Als sie geboren wurde, so erzählte ihr ihre Mutter Gudrun gerne immer wieder, habe am Himmel das Nordlicht geleuchtet. Schon damals habe man ahnen können, dass dieses jüngste von sieben Kindern ein feuriges Temperament sein Eigen nennen würde, der Himmel habe schier gebrannt in dieser eisigen Nacht vor nun neunundzwanzig Jahren.
Diese Voraussage bewahrheitete sich, Solvej wurde ein temperamentvolles Mädchen. Ihre älteren Geschwister lernten schon bald ihre Zornausbrüche zu fürchten und ihren Humor und ihre Lebensfreude zu lieben.
Von klein auf war sie umgeben von einer Horde riesiger, schwarzer Olporter Hunde, die ihre Eltern auf dem heimischen Hof züchteten, gutmütige, aber auch wehrhafte Tiere, die die Herden der Bauern hüteten.

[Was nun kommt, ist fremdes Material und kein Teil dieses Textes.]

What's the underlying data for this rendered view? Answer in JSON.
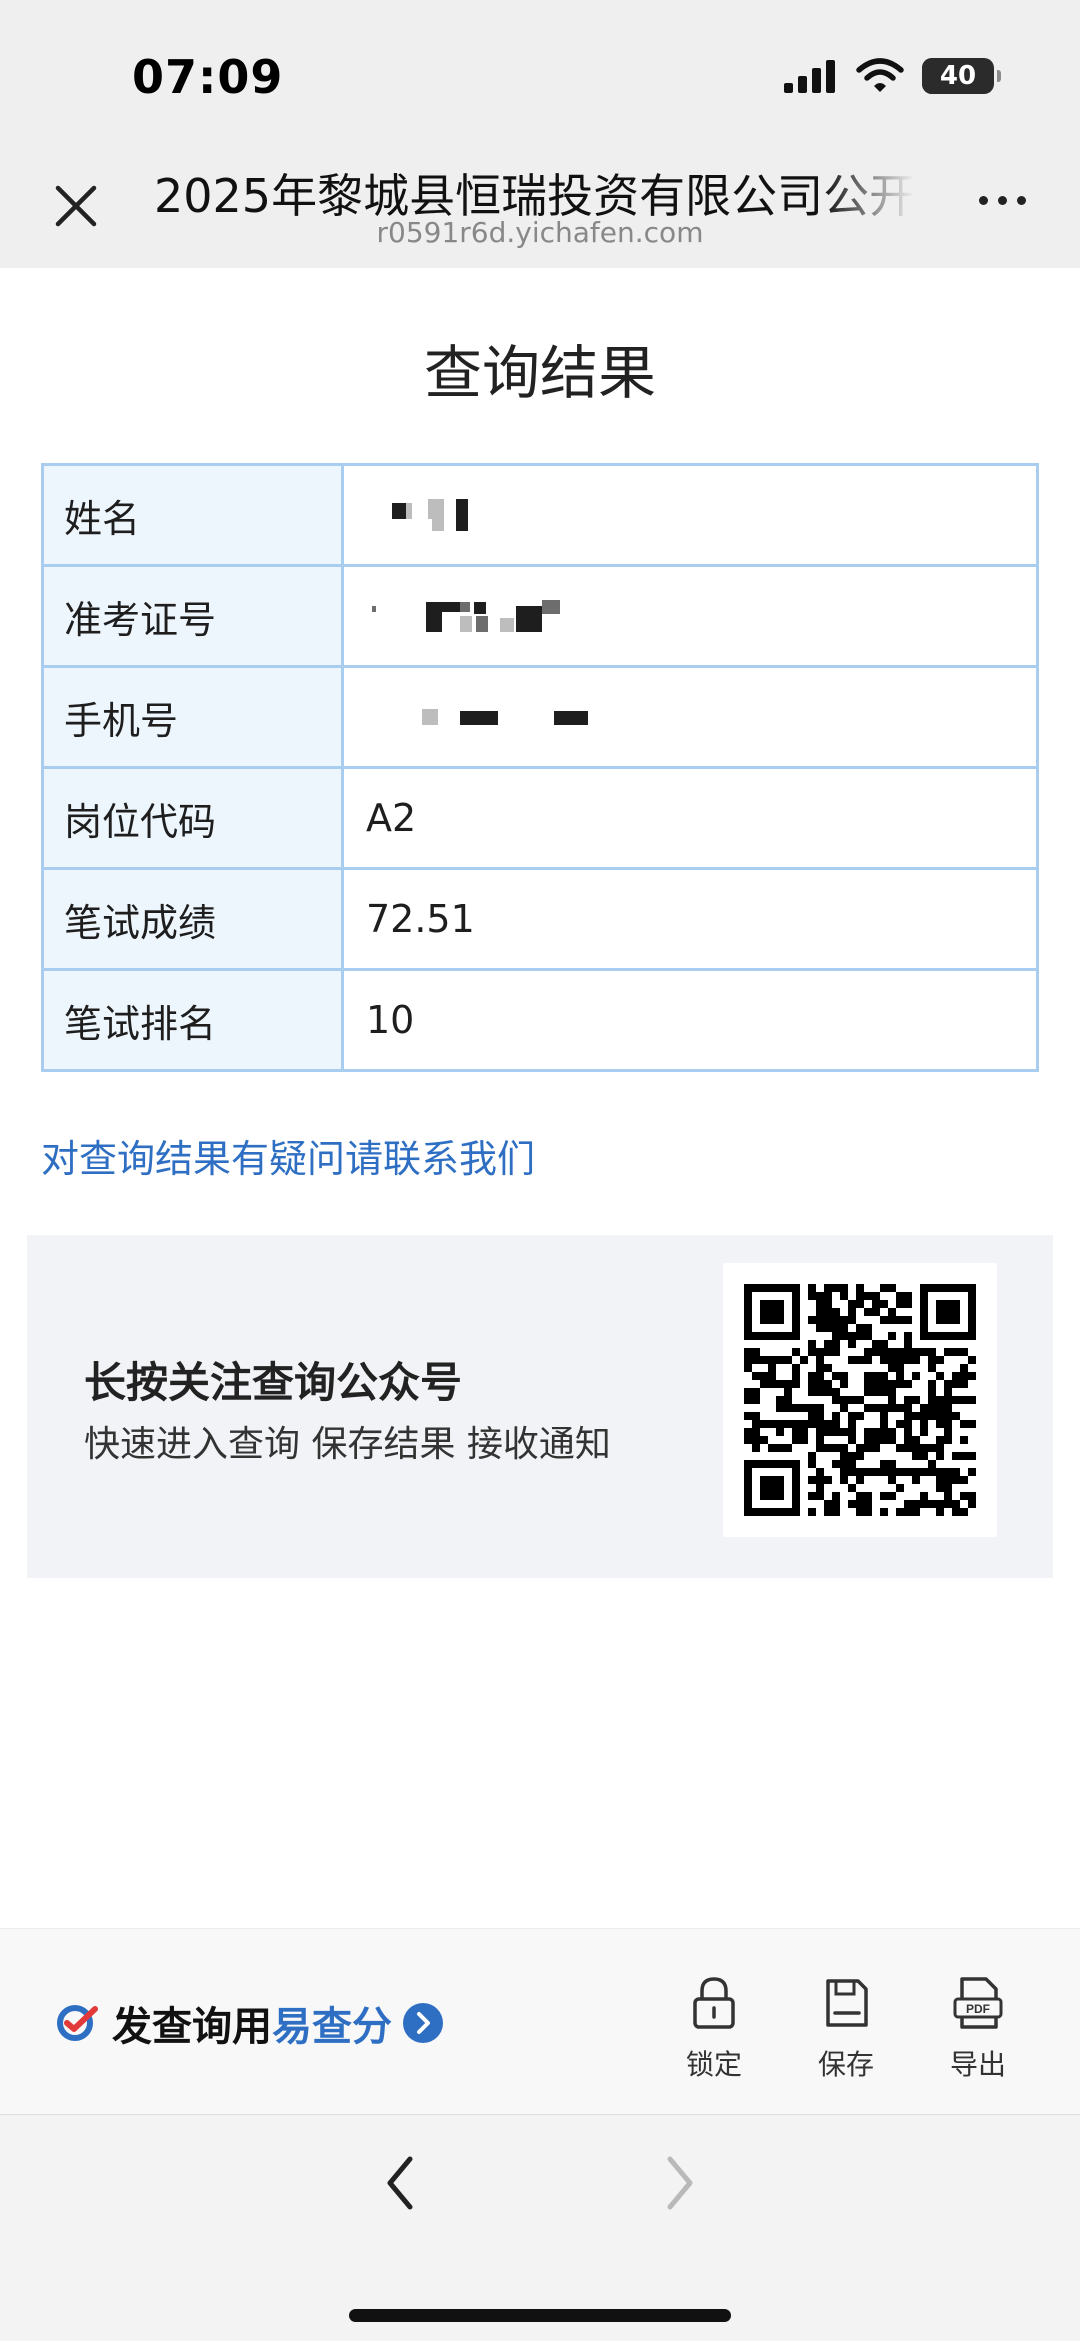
{
  "status_bar": {
    "time": "07:09",
    "battery": "40",
    "battery_level": 0.4,
    "icons": [
      "signal-bars-icon",
      "wifi-icon",
      "battery-icon"
    ]
  },
  "browser_header": {
    "title": "2025年黎城县恒瑞投资有限公司公开",
    "url": "r0591r6d.yichafen.com",
    "close_icon": "close-icon",
    "more_icon": "more-icon"
  },
  "page": {
    "heading": "查询结果",
    "rows": [
      {
        "label": "姓名",
        "value": "",
        "redacted": true
      },
      {
        "label": "准考证号",
        "value": "",
        "redacted": true
      },
      {
        "label": "手机号",
        "value": "",
        "redacted": true
      },
      {
        "label": "岗位代码",
        "value": "A2",
        "redacted": false
      },
      {
        "label": "笔试成绩",
        "value": "72.51",
        "redacted": false
      },
      {
        "label": "笔试排名",
        "value": "10",
        "redacted": false
      }
    ],
    "contact_link": "对查询结果有疑问请联系我们"
  },
  "follow_card": {
    "title": "长按关注查询公众号",
    "subtitle": "快速进入查询 保存结果 接收通知",
    "qr_icon": "qr-code-icon"
  },
  "bottom_bar": {
    "brand_prefix": "发查询用",
    "brand_highlight": "易查分",
    "brand_logo_icon": "yichafen-logo-icon",
    "tools": [
      {
        "label": "锁定",
        "icon": "lock-icon"
      },
      {
        "label": "保存",
        "icon": "save-icon"
      },
      {
        "label": "导出",
        "icon": "pdf-export-icon",
        "icon_text": "PDF"
      }
    ]
  },
  "browser_nav": {
    "back_icon": "chevron-left-icon",
    "forward_icon": "chevron-right-icon",
    "forward_enabled": false
  },
  "colors": {
    "accent": "#2f6fc3",
    "table_border": "#a9cdee",
    "label_bg": "#eef6fd",
    "card_bg": "#f1f3f7",
    "chrome_bg": "#efefef"
  }
}
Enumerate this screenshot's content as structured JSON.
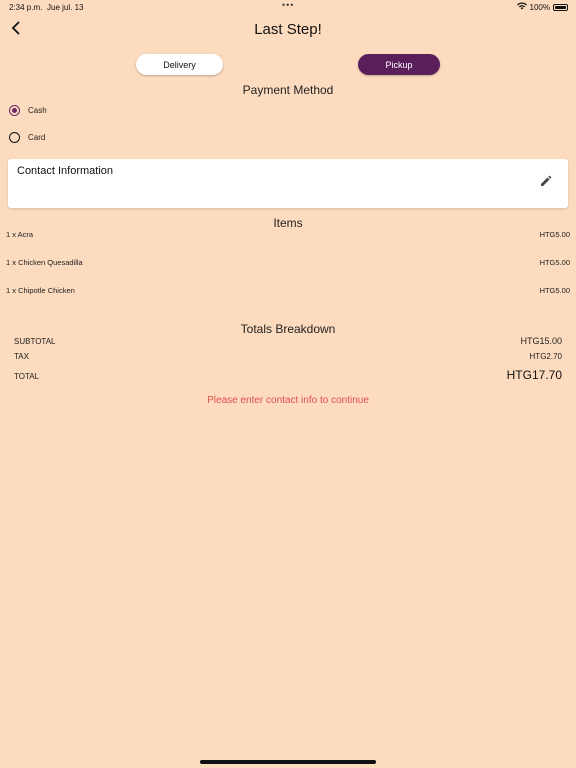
{
  "status_bar": {
    "time": "2:34 p.m.",
    "date": "Jue jul. 13",
    "dots": "•••",
    "battery": "100%"
  },
  "header": {
    "title": "Last Step!"
  },
  "order_type": {
    "delivery_label": "Delivery",
    "pickup_label": "Pickup",
    "selected": "Pickup"
  },
  "payment": {
    "title": "Payment Method",
    "options": [
      {
        "label": "Cash",
        "selected": true
      },
      {
        "label": "Card",
        "selected": false
      }
    ]
  },
  "contact": {
    "title": "Contact Information"
  },
  "items": {
    "title": "Items",
    "list": [
      {
        "name": "1 x Acra",
        "price": "HTG5.00"
      },
      {
        "name": "1 x Chicken Quesadilla",
        "price": "HTG5.00"
      },
      {
        "name": "1 x Chipotle Chicken",
        "price": "HTG5.00"
      }
    ]
  },
  "totals": {
    "title": "Totals Breakdown",
    "subtotal_label": "SUBTOTAL",
    "subtotal_value": "HTG15.00",
    "tax_label": "TAX",
    "tax_value": "HTG2.70",
    "total_label": "TOTAL",
    "total_value": "HTG17.70"
  },
  "warning": "Please enter contact info to continue",
  "colors": {
    "background": "#fddbbf",
    "accent": "#5a1e5a",
    "warning": "#e0504a"
  }
}
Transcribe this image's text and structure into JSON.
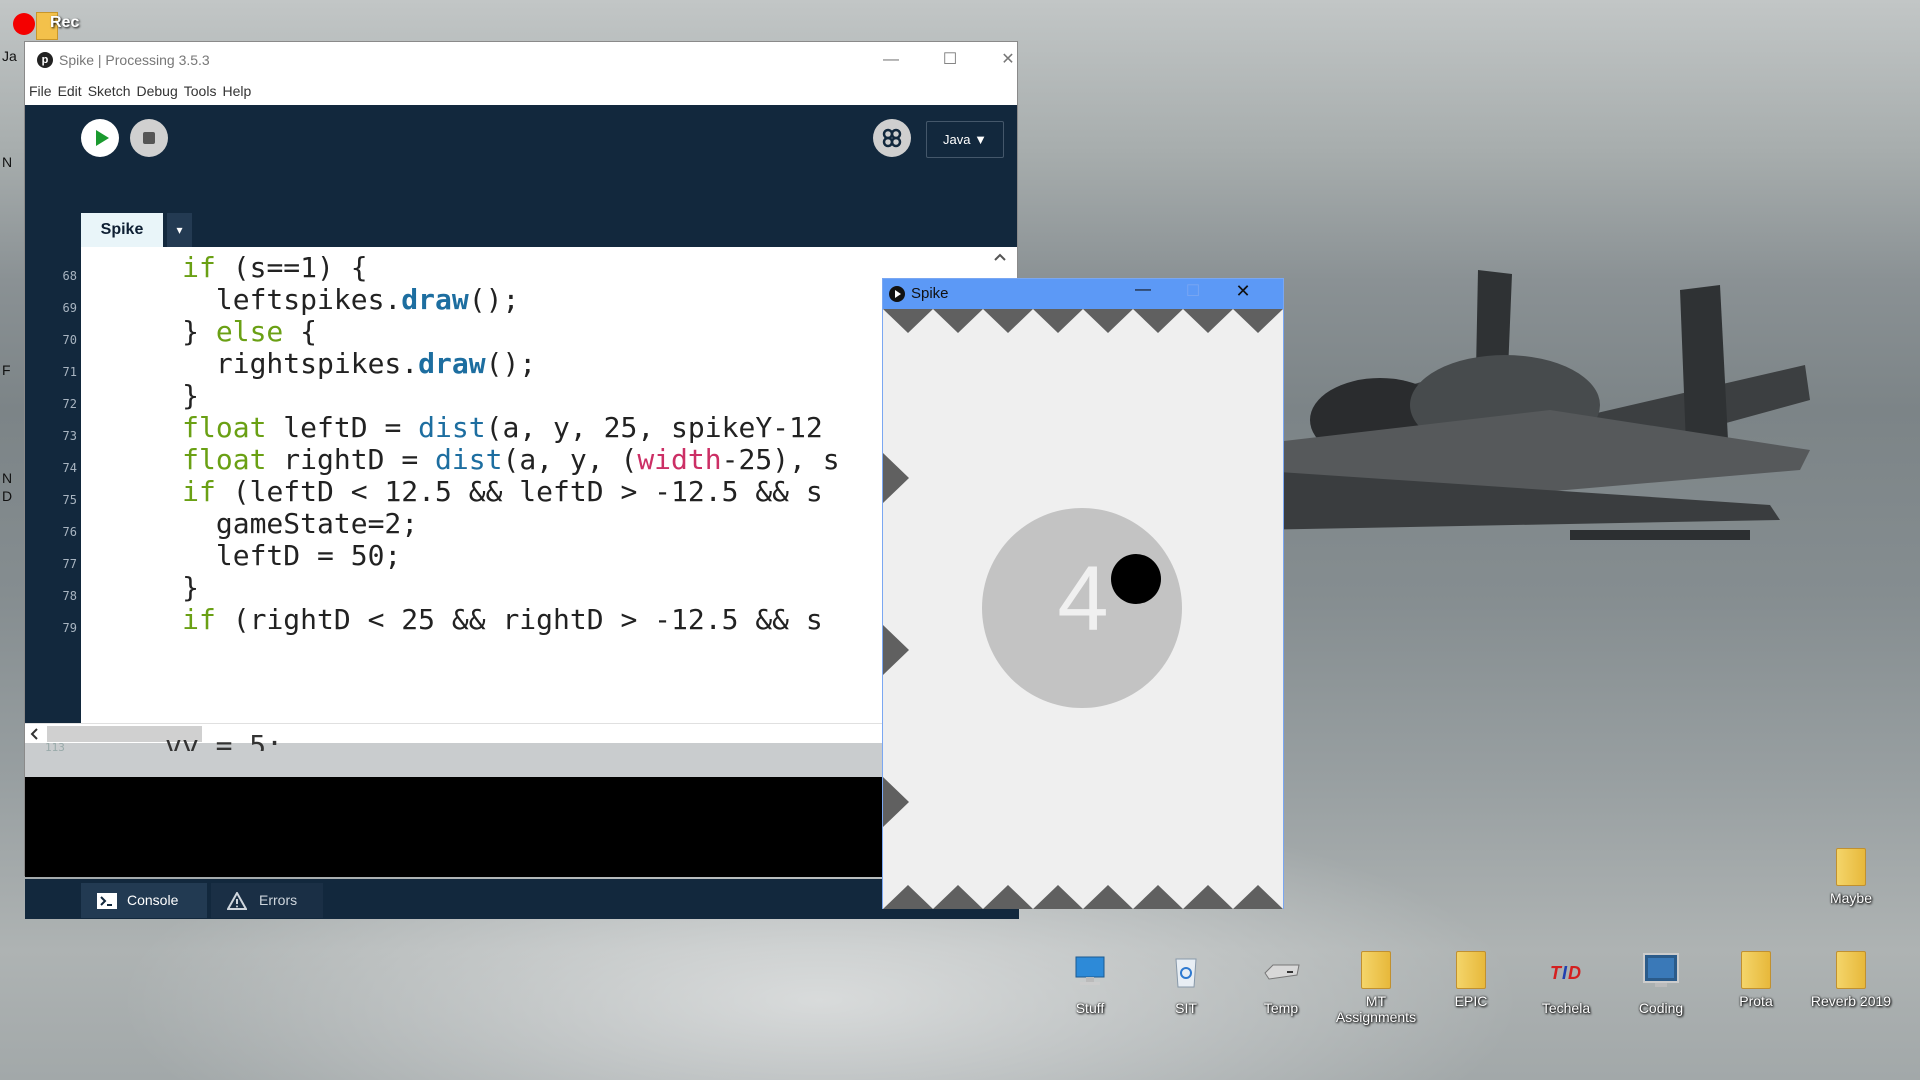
{
  "desktop": {
    "rec_label": "Rec",
    "left_fragments": [
      "Ja",
      "N",
      "F",
      "N",
      "D"
    ],
    "icons": [
      {
        "name": "Stuff",
        "icon": "computer-icon"
      },
      {
        "name": "SIT",
        "icon": "recycle-bin-icon"
      },
      {
        "name": "Temp",
        "icon": "drive-icon"
      },
      {
        "name": "MT Assignments",
        "icon": "folder-icon"
      },
      {
        "name": "EPIC",
        "icon": "folder-icon"
      },
      {
        "name": "Techela",
        "icon": "techela-icon"
      },
      {
        "name": "Coding",
        "icon": "monitor-icon"
      },
      {
        "name": "Prota",
        "icon": "folder-icon"
      },
      {
        "name": "Reverb 2019",
        "icon": "folder-icon"
      },
      {
        "name": "Maybe",
        "icon": "folder-icon"
      }
    ]
  },
  "ide": {
    "title": "Spike | Processing 3.5.3",
    "menu": [
      "File",
      "Edit",
      "Sketch",
      "Debug",
      "Tools",
      "Help"
    ],
    "mode": "Java ▼",
    "tab": "Spike",
    "tab_menu": "▾",
    "line_numbers": [
      "68",
      "69",
      "70",
      "71",
      "72",
      "73",
      "74",
      "75",
      "76",
      "77",
      "78",
      "79"
    ],
    "ghost_line_number": "113",
    "ghost_code": "vy = 5;",
    "code": {
      "l68": {
        "a": "      ",
        "b": "if",
        "c": " (s==1) {"
      },
      "l69": {
        "a": "        leftspikes.",
        "b": "draw",
        "c": "();"
      },
      "l70": {
        "a": "      } ",
        "b": "else",
        "c": " {"
      },
      "l71": {
        "a": "        rightspikes.",
        "b": "draw",
        "c": "();"
      },
      "l72": {
        "a": "      }"
      },
      "l73": {
        "a": "      ",
        "b": "float",
        "c": " leftD = ",
        "d": "dist",
        "e": "(a, y, 25, spikeY-12"
      },
      "l74": {
        "a": "      ",
        "b": "float",
        "c": " rightD = ",
        "d": "dist",
        "e": "(a, y, (",
        "f": "width",
        "g": "-25), s"
      },
      "l75": {
        "a": "      ",
        "b": "if",
        "c": " (leftD < 12.5 && leftD > -12.5 && s"
      },
      "l76": {
        "a": "        gameState=2;"
      },
      "l77": {
        "a": "        leftD = 50;"
      },
      "l78": {
        "a": "      }"
      },
      "l79": {
        "a": "      ",
        "b": "if",
        "c": " (rightD < 25 && rightD > -12.5 && s"
      }
    },
    "console_tab": "Console",
    "errors_tab": "Errors"
  },
  "sketch": {
    "title": "Spike",
    "score": "4"
  }
}
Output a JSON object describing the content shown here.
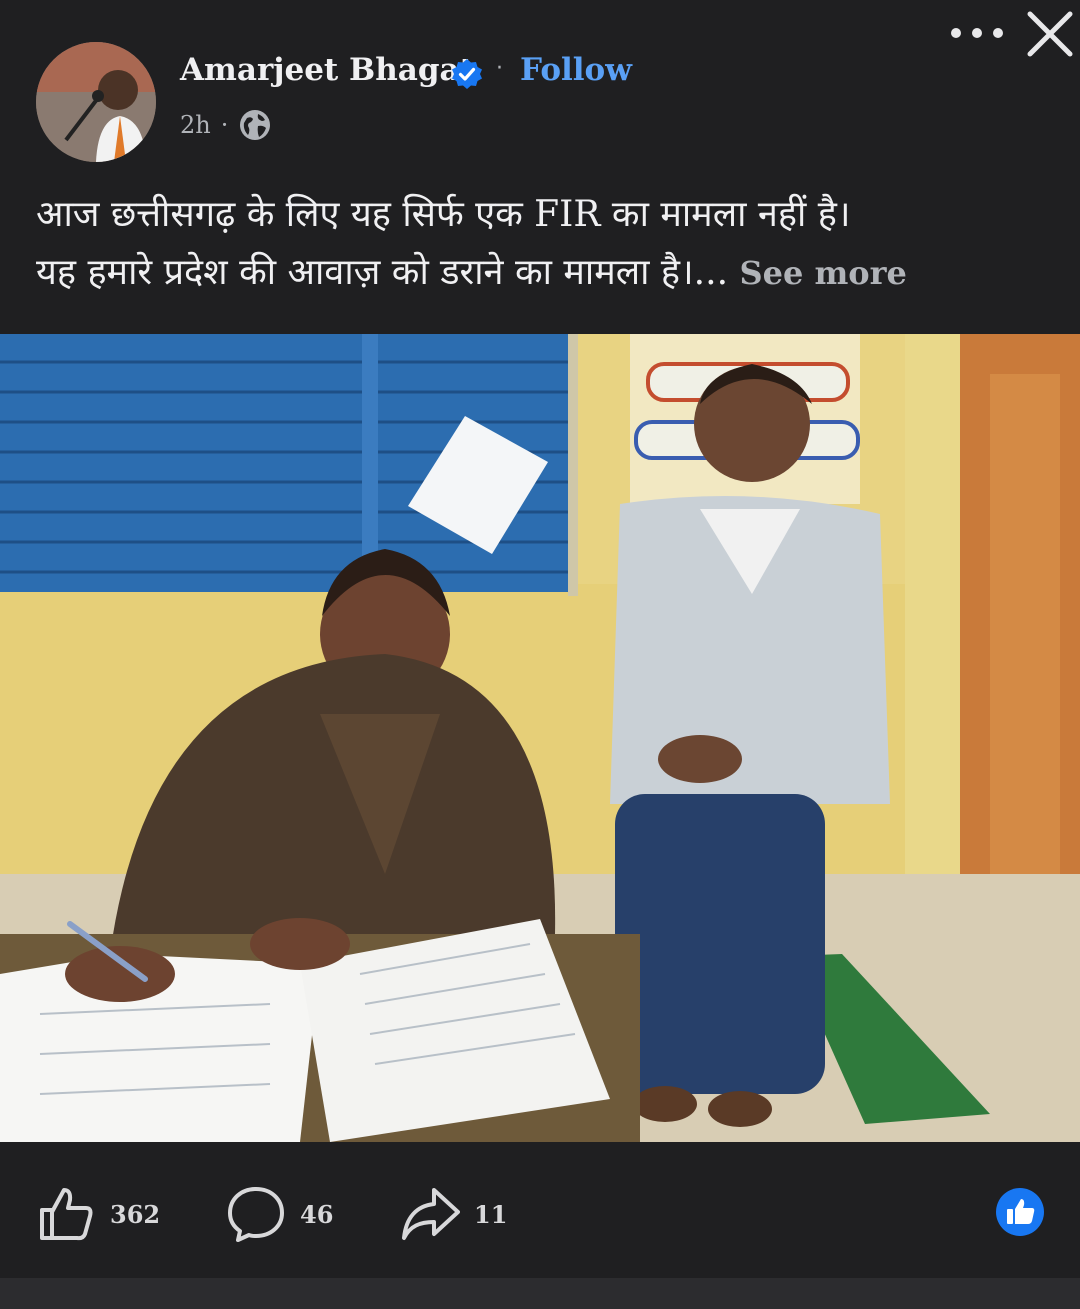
{
  "post": {
    "author": "Amarjeet Bhagat",
    "follow_label": "Follow",
    "time": "2h",
    "caption_line1": "आज छत्तीसगढ़ के लिए यह सिर्फ एक FIR का मामला नहीं है।",
    "caption_line2": "यह हमारे प्रदेश की आवाज़ को डराने का मामला है।...",
    "see_more": "See more"
  },
  "reactions": {
    "likes": "362",
    "comments": "46",
    "shares": "11"
  },
  "icons": {
    "verified": "verified-badge-icon",
    "audience": "globe-icon",
    "more": "more-options-icon",
    "close": "close-icon",
    "like": "thumbs-up-icon",
    "comment": "comment-icon",
    "share": "share-icon"
  },
  "colors": {
    "background": "#1f1f21",
    "accent": "#1877f2",
    "follow": "#5aa0f5"
  }
}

Als sie älter wurde, zeigte sich, dass sie geschickt mit den Händen war, und bald schenkte ihr Vater ihr ein schönes Schnitzmesser. Von nun an sah man die Kleine des Abends am Feuer im Langhaus sitzen und schnitzen, kleine Tiere, Menschen, alles, was sie um sich herum sah. Sie war umgeben von den uralten Schnitzereien, die die schwarzen Balken der Halle zierten und die Böses vom Haus und seinen Bewohnern abhalten sollten, Fabelwesen, Figuren aus den Sagas, Ornamente. Ihre Eltern beschlossen, sie bei einem Runenschnitzer in die Lehre zu geben, träumten davon, sie vielleicht sogar Adeptin der Runajasko werden zu lassen. Doch Solvejs Temperament machte diesen Plänen einen Strich durch die Rechnung. Auch wenn sie mit größter Geduld bei ihrem Lehrherrn saß, stundenlang die Bedeutung der überlieferten Runen lernte und immer besser wurde, so träumte sie doch immer öfter davon, in die Ferne zu ziehen, träumte von Ruhm und Ehre, von Kampf und Beute, kurz, die ganz gewöhnlichen Träume eines Kindes aus Thorwal. Doch der Weg zur See zu fahren war ihr versperrt durch einen Makel, den sie seit frühester Kindheit mit sich herumtrug: als ihr Großvater sie das erste Mal mit auf ein Schiff nahm, um seiner geliebten Enkelin das Meer zu zeigen und die Olportsteine, die in der Ferne aufragten, da zeigte sich, dass dieses Mädchen den Wellengang, das Auf und Ab des Schiffleibes nicht ertrug. Sie wurde erst bleich, dann grün im Gesicht und konnte ihr Essen nicht bei sich behalten. Sorgenvoll sah der Alte die Kleine an, die er besonders liebte; er wusste, dass sie es nicht leicht haben würde in ihrem Leben, wenn sie hier am Meer bleiben würde. Der Spott der Gleichaltrigen war ihr sicher, und manche würden gar munkeln, sie sei nicht von Swafnir gesegnet. So hütete er ihr Geheimnis, so lange es möglich war, nur ihre Eltern und Geschwister wussten davon.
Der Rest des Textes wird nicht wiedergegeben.